Features / Breakfast with Bristol24/7
Breakfast with Bristol24/7: Mohamed Makawi
My mornings are usually about a very sweet cup of coffee paired with good music.
There’s usually no food involved to call it breakfast. But on this particular day, walking to the bus stop from my home in Bedminster, I am excited about this special breakfast with the man I now know is a passionate traveller among many other things.
Elemental, where Stokes Croft becomes Cheltenham Road, is Mohamed Makawi’s idea.
is needed now More than ever
It’s a cafe just within his ward of Cotham that he regularly visits, and he waves to a couple of familiar faces as we walk in together on this Monday morning.
Green Party councillor Makawi came to Bristol in 1997 to obtain his licence from the British Aeroplane Company in Filton, which is a prerequisite for becoming a qualified aircraft maintenance engineer.
Despite a Somali community, large South Asian communities and a long-established Caribbean community, Makawi soon noticed the absence of a Sudanese community in Bristol. So he started the Sudanese Community Association with only ten people at its foundation.

Makawi is one of the councillors for Cotham – photo: Green Party
Bristol is not the first stamp on Makawi’s passport on what he calls his life’s “journey” that started in Sudan and continued to India, Oman, Scotland and Ireland. But he still admits having unfulfilled travelling desires.
“I would love to continue travelling because I haven’t done as much travelling as I would like,” the 59-year-old tells me as he sips his long black coffee. “I have to do the rest of Europe and I would like to go to America where I’ve got my siblings. Mostly I would like to travel to South America for the rainforests.”
Remembering his days in the south Indian city of Madras (now Chennai), where he studied aircraft maintenance and engineering at the prestigious Hindustan Institute of Engineering Technology, Makawai says: “The weather in Madras suited me. It was tropical, just like the Sudanese city of Khartoum that I come from.”

Makawi spent four years in the Indian city Chennai at Hindustan Institute of Engineering Technology – photo: HIET
Makawi’s face instantly lights up when I tell him I have roots in Chennai. It’s where my dad is from and I speak Tamil.
In fact, Makawi and I even speak a couple of sentences in the language which he still understands despite not living there in the 1980s.
As we chat away, Makawi – dressed casually in a green waterproof jacket concealing a Bristol City Council lanyard around his neck – checks the time to make sure he isn’t going to be late for his next meeting which is due to be about how to combat graffiti, fly-tipping and vandalism in the lanes of Cotham: regular issues in a councillor’s email inbox.

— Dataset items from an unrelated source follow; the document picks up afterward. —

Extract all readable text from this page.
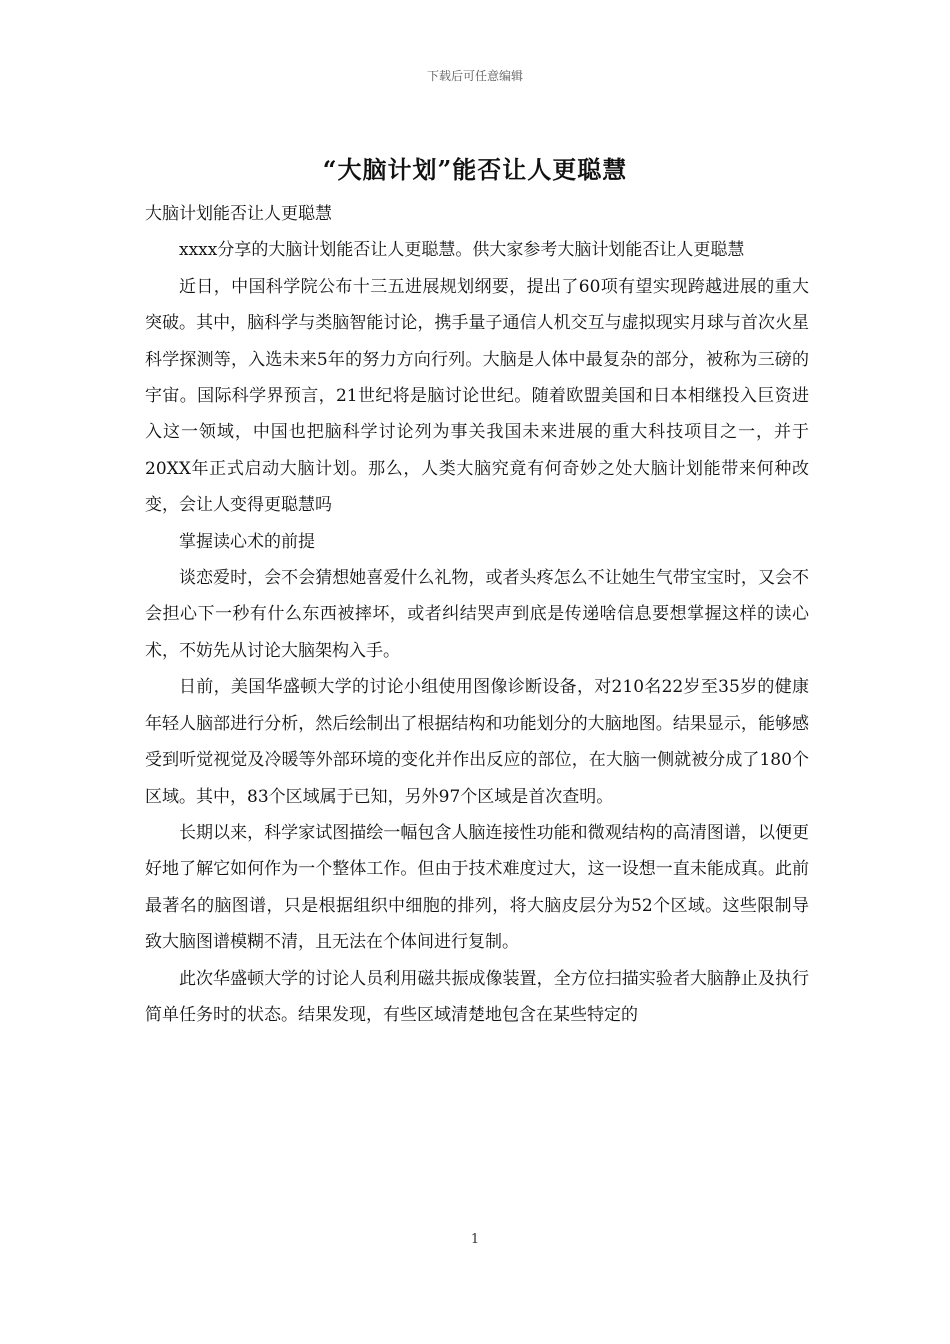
下载后可任意编辑
“大脑计划”能否让人更聪慧

大脑计划能否让人更聪慧

xxxx分享的大脑计划能否让人更聪慧。供大家参考大脑计划能否让人更聪慧

近日，中国科学院公布十三五进展规划纲要，提出了60项有望实现跨越进展的重大突破。其中，脑科学与类脑智能讨论，携手量子通信人机交互与虚拟现实月球与首次火星科学探测等，入选未来5年的努力方向行列。大脑是人体中最复杂的部分，被称为三磅的宇宙。国际科学界预言，21世纪将是脑讨论世纪。随着欧盟美国和日本相继投入巨资进入这一领域，中国也把脑科学讨论列为事关我国未来进展的重大科技项目之一，并于20XX年正式启动大脑计划。那么，人类大脑究竟有何奇妙之处大脑计划能带来何种改变，会让人变得更聪慧吗

掌握读心术的前提

谈恋爱时，会不会猜想她喜爱什么礼物，或者头疼怎么不让她生气带宝宝时，又会不会担心下一秒有什么东西被摔坏，或者纠结哭声到底是传递啥信息要想掌握这样的读心术，不妨先从讨论大脑架构入手。

日前，美国华盛顿大学的讨论小组使用图像诊断设备，对210名22岁至35岁的健康年轻人脑部进行分析，然后绘制出了根据结构和功能划分的大脑地图。结果显示，能够感受到听觉视觉及冷暖等外部环境的变化并作出反应的部位，在大脑一侧就被分成了180个区域。其中，83个区域属于已知，另外97个区域是首次查明。

长期以来，科学家试图描绘一幅包含人脑连接性功能和微观结构的高清图谱，以便更好地了解它如何作为一个整体工作。但由于技术难度过大，这一设想一直未能成真。此前最著名的脑图谱，只是根据组织中细胞的排列，将大脑皮层分为52个区域。这些限制导致大脑图谱模糊不清，且无法在个体间进行复制。

此次华盛顿大学的讨论人员利用磁共振成像装置，全方位扫描实验者大脑静止及执行简单任务时的状态。结果发现，有些区域清楚地包含在某些特定的

1
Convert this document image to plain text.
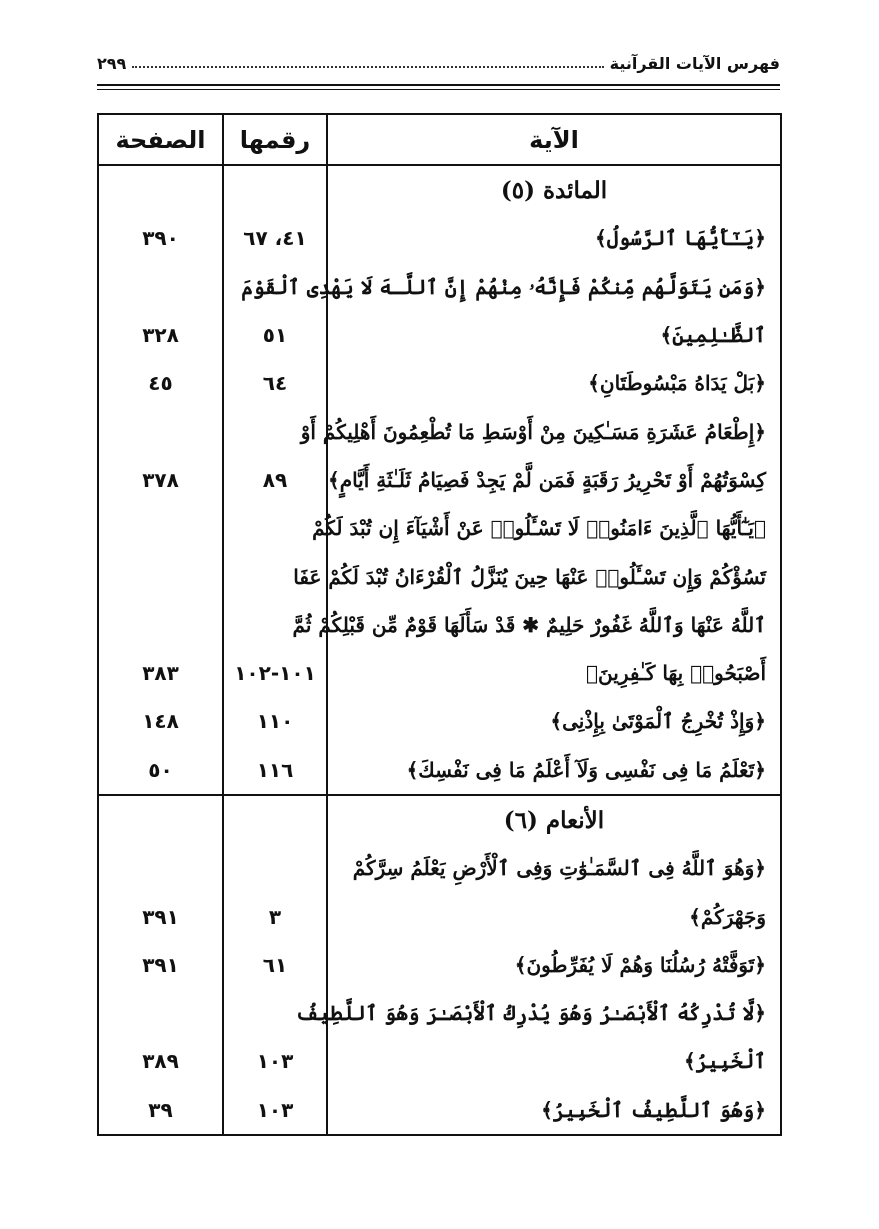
فهرس الآيات القرآنية
٢٩٩
الآية	رقمها	الصفحة
المائدة (٥)		
﴿يَـٰٓأَيُّهَا ٱلرَّسُولُ﴾	٤١، ٦٧	٣٩٠
﴿وَمَن يَتَوَلَّهُم مِّنكُمْ فَإِنَّهُۥ مِنْهُمْ إِنَّ ٱللَّـهَ لَا يَهْدِى ٱلْقَوْمَ		
ٱلظَّـٰلِمِينَ﴾	٥١	٣٢٨
﴿بَلْ يَدَاهُ مَبْسُوطَتَانِ﴾	٦٤	٤٥
﴿إِطْعَامُ عَشَرَةِ مَسَـٰكِينَ مِنْ أَوْسَطِ مَا تُطْعِمُونَ أَهْلِيكُمْ أَوْ		
كِسْوَتُهُمْ أَوْ تَحْرِيرُ رَقَبَةٍ فَمَن لَّمْ يَجِدْ فَصِيَامُ ثَلَـٰثَةِ أَيَّامٍ﴾	٨٩	٣٧٨
﴿يَـٰٓأَيُّهَا ٱلَّذِينَ ءَامَنُوا۟ لَا تَسْـَٔلُوا۟ عَنْ أَشْيَآءَ إِن تُبْدَ لَكُمْ		
تَسُؤْكُمْ وَإِن تَسْـَٔلُوا۟ عَنْهَا حِينَ يُنَزَّلُ ٱلْقُرْءَانُ تُبْدَ لَكُمْ عَفَا		
ٱللَّهُ عَنْهَا وَٱللَّهُ غَفُورٌ حَلِيمٌ ✱ قَدْ سَأَلَهَا قَوْمٌ مِّن قَبْلِكُمْ ثُمَّ		
أَصْبَحُوا۟ بِهَا كَـٰفِرِينَ﴾	١٠١-١٠٢	٣٨٣
﴿وَإِذْ تُخْرِجُ ٱلْمَوْتَىٰ بِإِذْنِى﴾	١١٠	١٤٨
﴿تَعْلَمُ مَا فِى نَفْسِى وَلَآ أَعْلَمُ مَا فِى نَفْسِكَ﴾	١١٦	٥٠
الأنعام (٦)		
﴿وَهُوَ ٱللَّهُ فِى ٱلسَّمَـٰوَٰتِ وَفِى ٱلْأَرْضِ يَعْلَمُ سِرَّكُمْ		
وَجَهْرَكُمْ﴾	٣	٣٩١
﴿تَوَفَّتْهُ رُسُلُنَا وَهُمْ لَا يُفَرِّطُونَ﴾	٦١	٣٩١
﴿لَّا تُدْرِكُهُ ٱلْأَبْصَـٰرُ وَهُوَ يُدْرِكُ ٱلْأَبْصَـٰرَ وَهُوَ ٱللَّطِيفُ		
ٱلْخَبِيرُ﴾	١٠٣	٣٨٩
﴿وَهُوَ ٱللَّطِيفُ ٱلْخَبِيرُ﴾	١٠٣	٣٩
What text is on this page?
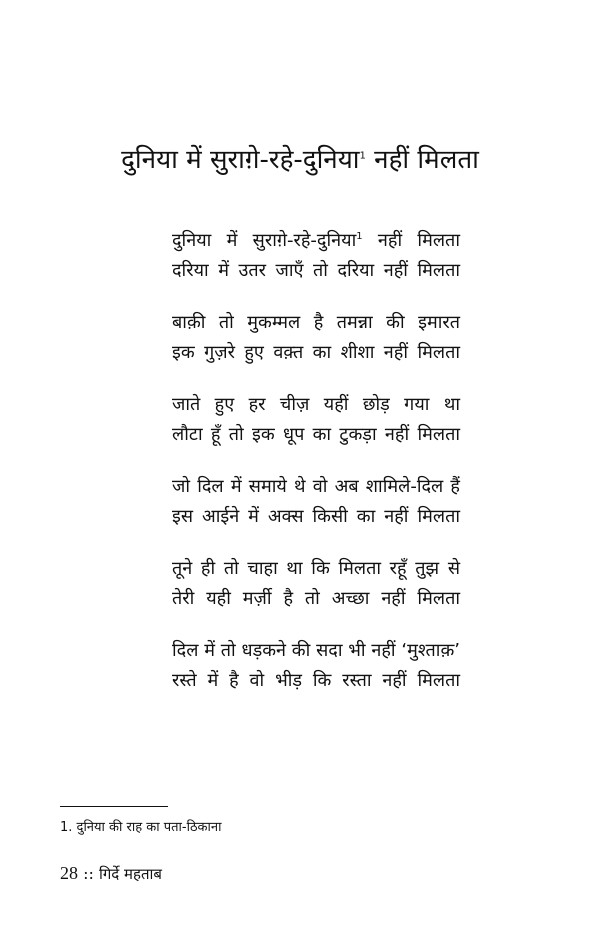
दुनिया में सुराग़े-रहे-दुनिया$^1$ नहीं मिलता
दुनिया में सुराग़े-रहे-दुनिया$^1$ नहीं मिलता
दरिया में उतर जाएँ तो दरिया नहीं मिलता
बाक़ी तो मुकम्मल है तमन्ना की इमारत
इक गुज़रे हुए वक़्त का शीशा नहीं मिलता
जाते हुए हर चीज़ यहीं छोड़ गया था
लौटा हूँ तो इक धूप का टुकड़ा नहीं मिलता
जो दिल में समाये थे वो अब शामिले-दिल हैं
इस आईने में अक्स किसी का नहीं मिलता
तूने ही तो चाहा था कि मिलता रहूँ तुझ से
तेरी यही मर्ज़ी है तो अच्छा नहीं मिलता
दिल में तो धड़कने की सदा भी नहीं ‘मुश्ताक़’
रस्ते में है वो भीड़ कि रस्ता नहीं मिलता
1. दुनिया की राह का पता-ठिकाना
28 :: गिर्दे महताब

The councillor recently under took the task of litter picking with fellow Green Party members – photo: Emma Edwards
Elemental is right on the eastern tip of his Cotham ward, which stretches from just behind the BRI, encompassing Kingsdown and parts of Redland as well as Cotham.
Makawi tells me that he is extremely proud of this “friendly” cafe and bakery, also one of the best people-watching spots in Bristol.
Makawi joined the Green Party in 2015 and has been a councillor since 2021.
It is obvious to me that he has invested passion and energy into his ward, regularly going out litter picking, unblocking drains, and campaigning for more regular bus services.
Makawi is the kind of person who savours every sip of his coffee, as it takes a couple of hours for him to finish just one cup, ruminating over the dilemmas of life as a local politician: “From outside, you always criticise and always are in opposition to what the person in power is doing. But when you become one, you begin taking the heat.”

Makawi was pleasantly surprised to find downstairs seating at Elemental, a bakery that he frequents – photo: Karen Johnson
He insists that a politician of any kind must serve their electors to the best of their abilities: “That’s what I like about the Green Party – there’s freedom of expressing ourselves individually.
“We do what we say without being tied to some kind of hypocrisy.
“As politicians, you must try to work with what you promise, and do your best to bring it to these people.”
So how does Makawi – now in the party of power rather than the opposition at City Hall – improve his adopted home city?
Gently placing his hands on the glass table decorated with coins, Makawi says Bristol is “lacking especially in preventing crime and transportation”.
He adds: “The crime rate has especially gone high after the lockdown. And we also need good buses. The buses need to be in local authority or ownership.”
As Makawai takes the final sip of his coffee and taps the cup on the table, he recalls the August 3 violence in Castle Park, on Bristol Bridge and outside the Mercure hotel on Redcliff Hill: “We are different. We have to accept that. But, we also have to see how to work out our differences to make us stronger, not weak. Let us spread love.”